Los Angeles City Councilman Richard Alatorre called the removal a “sad commentary.”
“Why should he be the fall guy?” Alatorre said in an interview. “How does that improve our chance of getting back our (federal) money?” Alatorre said that neither dissolving the RCC nor firing people is necessary.
City Councilman Zev Yaroslavsky, Riordan’s alternate on the MTA board, said that McSpedon’s removal, alone, is not sufficient to change the agency’s course.
“The whole culture that has grown around the RCC, which has created a very cozy relationship between RCC board members, staff and contractors and subcontractors (and) management consultants, has to be broken up,” Yaroslavsky said. “(The MTA) has to be less cozy and more adversarial in the interest of the taxpayers.”
County Supervisor Gloria Molina chided fellow MTA board members for not dissolving the RCC and giving White authority “to increase control over and demand accountability from the (MTA’s) construction managers and general contractors. . . . A needless bureaucratic layer exists.” She said the federal government had withdrawn funding “after countless construction deficiencies.”
Another board member, Nick Patsaouras, urged White to take more sweeping action. “You say we cannot fire Shea-Kiewit-Kenny. Why not? . . . You’re talking about restoring credibility. . . . Yes, maybe it costs us money.”
Of McSpedon’s firing, Patsaouras said, “It’s not enough. He’s only part of the problem.”
Robert E. Kruse, an RCC board member who has worked closely with McSpedon, defended his colleague.
“Ed is one of the finest construction managers in the country,” said Kruse, an equipment-leasing contractor. “Using him as a sacrificial lamb is not the solution to the problems. . . . It serves political purposes, but it doesn’t support the (construction) program.”
McSpedon began working for the now-defunct Los Angeles County Transportation Commission in 1985 as a civil engineer.

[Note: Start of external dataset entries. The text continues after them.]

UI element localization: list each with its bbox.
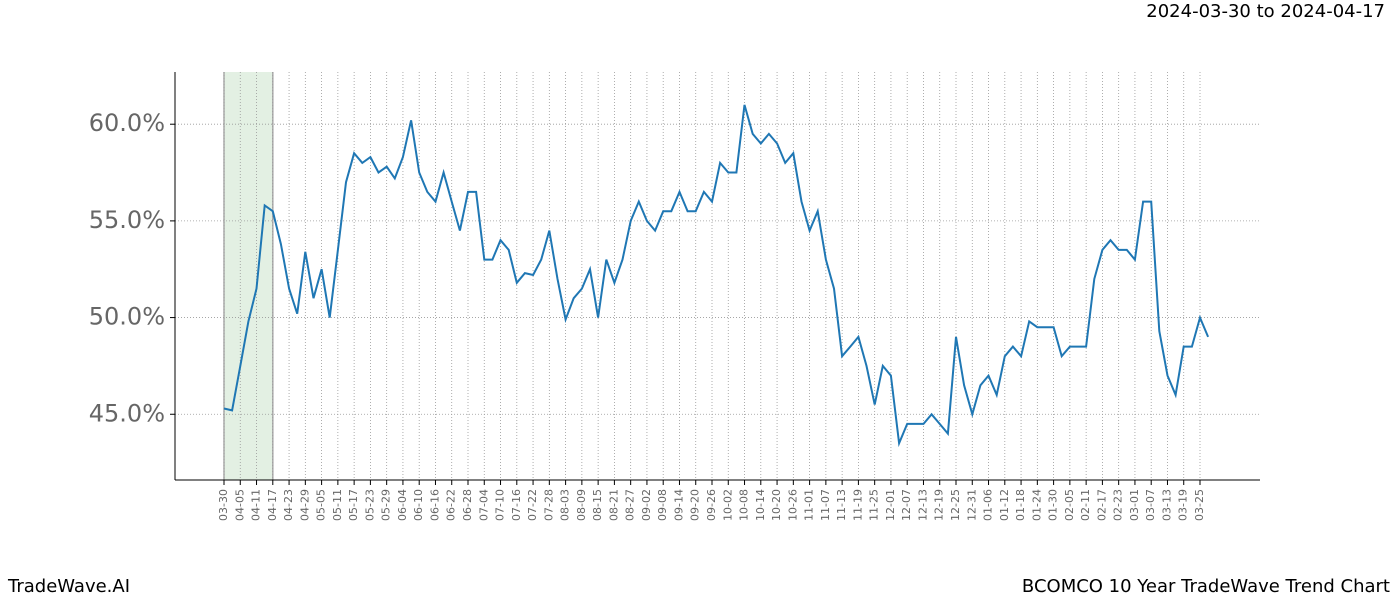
x-tick-label: 11-07: [819, 489, 832, 521]
x-tick-label: 08-09: [575, 489, 588, 521]
x-tick-label: 09-14: [672, 489, 685, 521]
x-tick-label: 04-05: [233, 489, 246, 521]
highlight-band: [224, 72, 273, 480]
x-tick-label: 01-12: [998, 489, 1011, 521]
x-tick-label: 07-10: [494, 489, 507, 521]
x-tick-label: 05-11: [331, 489, 344, 521]
x-tick-label: 09-08: [656, 489, 669, 521]
x-tick-label: 12-25: [949, 489, 962, 521]
x-tick-label: 08-27: [624, 489, 637, 521]
brand: TradeWave.AI: [7, 576, 130, 597]
date-range: 2024-03-30 to 2024-04-17: [1146, 1, 1385, 22]
x-tick-label: 10-14: [754, 489, 767, 521]
y-tick-label: 55.0%: [89, 206, 165, 234]
x-tick-label: 04-23: [282, 489, 295, 521]
x-tick-label: 10-08: [738, 489, 751, 521]
x-tick-label: 01-24: [1030, 489, 1043, 521]
x-tick-label: 12-13: [916, 489, 929, 521]
x-tick-label: 11-19: [851, 489, 864, 521]
x-tick-label: 04-29: [298, 489, 311, 521]
y-tick-label: 45.0%: [89, 399, 165, 427]
x-tick-label: 06-16: [428, 489, 441, 521]
x-tick-label: 09-02: [640, 489, 653, 521]
x-tick-label: 03-07: [1144, 489, 1157, 521]
x-tick-label: 01-18: [1014, 489, 1027, 521]
x-tick-label: 03-30: [217, 489, 230, 521]
chart-title: BCOMCO 10 Year TradeWave Trend Chart: [1022, 576, 1390, 597]
x-tick-label: 05-23: [363, 489, 376, 521]
x-tick-label: 04-17: [266, 489, 279, 521]
x-tick-label: 07-22: [526, 489, 539, 521]
x-tick-label: 08-03: [559, 489, 572, 521]
x-tick-label: 01-06: [982, 489, 995, 521]
x-tick-label: 12-01: [884, 489, 897, 521]
x-tick-label: 09-20: [689, 489, 702, 521]
x-tick-label: 02-17: [1095, 489, 1108, 521]
x-tick-label: 12-19: [933, 489, 946, 521]
x-tick-label: 10-20: [770, 489, 783, 521]
x-tick-label: 12-31: [965, 489, 978, 521]
x-tick-label: 09-26: [705, 489, 718, 521]
y-tick-label: 60.0%: [89, 109, 165, 137]
x-tick-label: 06-10: [412, 489, 425, 521]
x-tick-label: 05-05: [315, 489, 328, 521]
x-tick-label: 11-13: [835, 489, 848, 521]
x-tick-label: 03-25: [1193, 489, 1206, 521]
x-tick-label: 12-07: [900, 489, 913, 521]
x-tick-label: 02-23: [1112, 489, 1125, 521]
x-tick-label: 11-25: [868, 489, 881, 521]
x-tick-label: 10-26: [786, 489, 799, 521]
x-tick-label: 04-11: [250, 489, 263, 521]
x-tick-label: 11-01: [803, 489, 816, 521]
x-tick-label: 08-15: [591, 489, 604, 521]
x-tick-label: 02-05: [1063, 489, 1076, 521]
x-tick-label: 05-17: [347, 489, 360, 521]
x-tick-label: 06-04: [396, 489, 409, 521]
x-tick-label: 07-04: [477, 489, 490, 521]
x-tick-label: 05-29: [380, 489, 393, 521]
x-tick-label: 01-30: [1047, 489, 1060, 521]
x-tick-label: 07-16: [510, 489, 523, 521]
x-tick-label: 07-28: [542, 489, 555, 521]
x-tick-label: 10-02: [721, 489, 734, 521]
trend-line: [223, 104, 1210, 448]
x-tick-label: 03-13: [1160, 489, 1173, 521]
x-tick-label: 06-22: [445, 489, 458, 521]
x-tick-label: 06-28: [461, 489, 474, 521]
y-tick-label: 50.0%: [89, 303, 165, 331]
x-tick-label: 03-19: [1177, 489, 1190, 521]
x-tick-label: 08-21: [607, 489, 620, 521]
x-tick-label: 02-11: [1079, 489, 1092, 521]
x-tick-label: 03-01: [1128, 489, 1141, 521]
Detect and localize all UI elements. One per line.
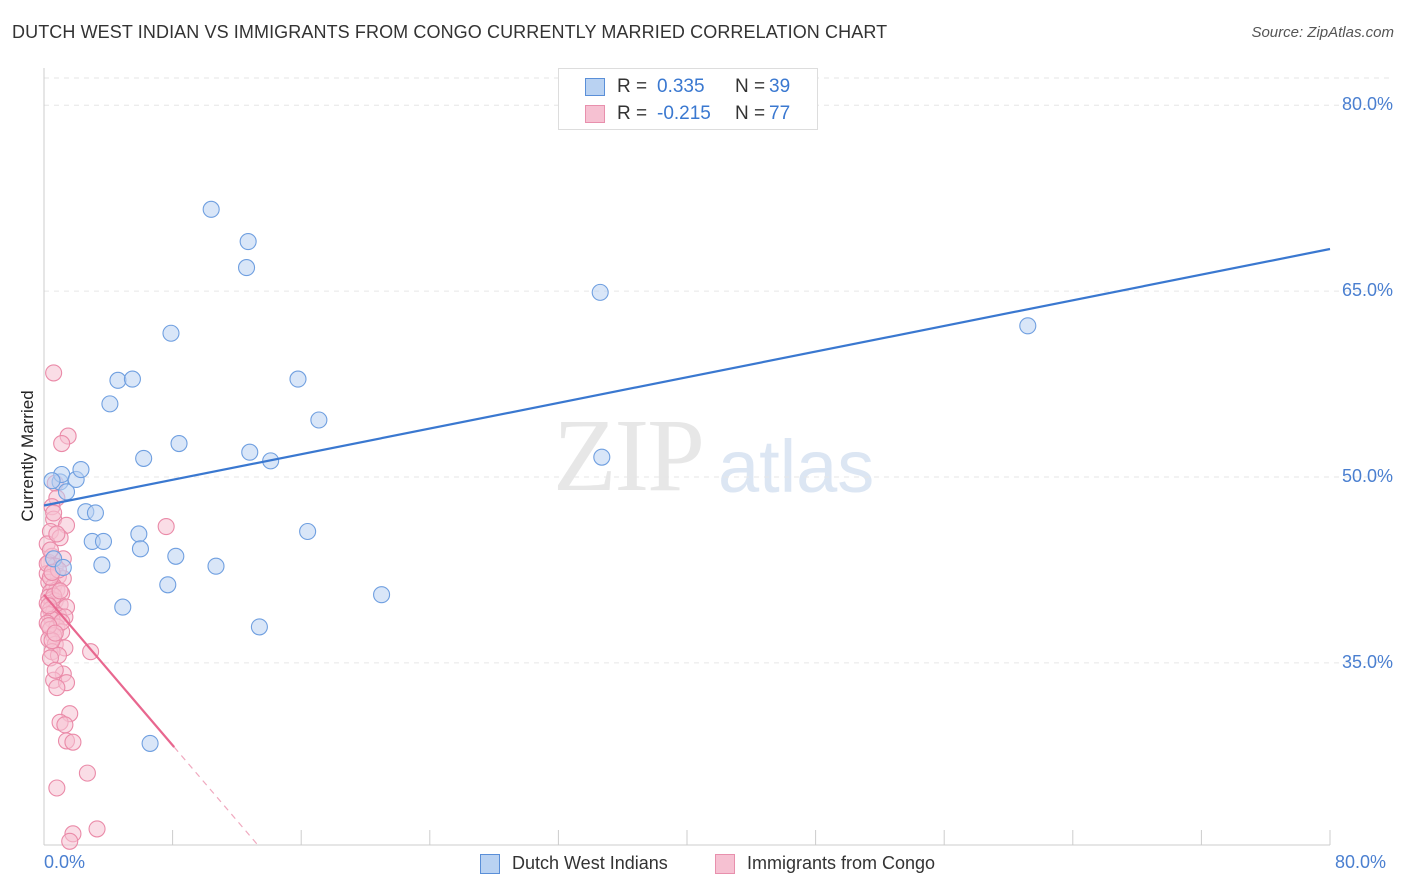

McSpedon--whose annual salary is $131,833--defended his record last week, saying that no project of the subway’s complexity could be built without problems. He said that he had made his job “virtually an all-consuming passion for 10 years.”
“In the 10 years I’ve been here, we have put more operating rail miles in place than any other city in the U.S.,” he said in an interview, referring to the Downtown subway and the 22-mile Long Beach-Los Angeles Blue Line trolley. “I would hope that I would enjoy the confidence of the policy makers on the basis of what we’ve accomplished and what we have under way and not based on an incident or two or a problem or two, because those kinds of things are unavoidable when trying to do something as big or as important as this.”